Currently, a vote on the validity of electoral slates can be forced by a single member of the House and a single member of the Senate, causing the House and Senate to have to vote to sustain or strike down the objection. Under the new bill, that figure would be one-third of the House and one-third of the Senate before a vote on an objection could move forward.
Further, Cheney said it would ensure that our election process reflects the people’s will in the future.
“The American people are supposed to decide an election, not Congress,” Lofgren said, repeating comments by Cheney.
House Republicans are critical of the bill.

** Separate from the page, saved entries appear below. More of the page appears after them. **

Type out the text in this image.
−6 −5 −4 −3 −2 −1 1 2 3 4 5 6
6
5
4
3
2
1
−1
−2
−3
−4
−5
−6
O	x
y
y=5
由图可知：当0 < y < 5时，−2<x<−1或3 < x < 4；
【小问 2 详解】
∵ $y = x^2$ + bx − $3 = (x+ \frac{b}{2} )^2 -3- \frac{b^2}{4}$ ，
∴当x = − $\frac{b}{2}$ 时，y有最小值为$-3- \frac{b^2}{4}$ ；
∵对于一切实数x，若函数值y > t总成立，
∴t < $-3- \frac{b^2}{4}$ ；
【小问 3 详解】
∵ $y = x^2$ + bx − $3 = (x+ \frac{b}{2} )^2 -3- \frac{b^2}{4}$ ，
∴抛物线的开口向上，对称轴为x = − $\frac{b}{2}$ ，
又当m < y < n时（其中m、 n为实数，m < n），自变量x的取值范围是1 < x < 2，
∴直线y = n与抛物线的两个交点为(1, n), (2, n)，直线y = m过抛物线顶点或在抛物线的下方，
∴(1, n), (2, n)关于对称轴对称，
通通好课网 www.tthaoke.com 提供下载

House Administration Committee Ranking Member Rodney Davis (R-Ill.) said that the bill is “opening the door to mass litigation.” In addition, Davis argued that the legislation tramples state sovereignty over election law.
Davis added that Democrats are “desperately trying to talk about their favorite topic, and that is former President Donald Trump.”
Democrats said the bill was not only a response to Trump but also a way to prevent future objections and mischief from all candidates.
Davis said the 12th Amendment has long been used by both parties to ensure the election results are legitimate.
Davis said lawmakers challenging election results when they see something suspicious “is not an affront to democracy—it’s democracy in action.”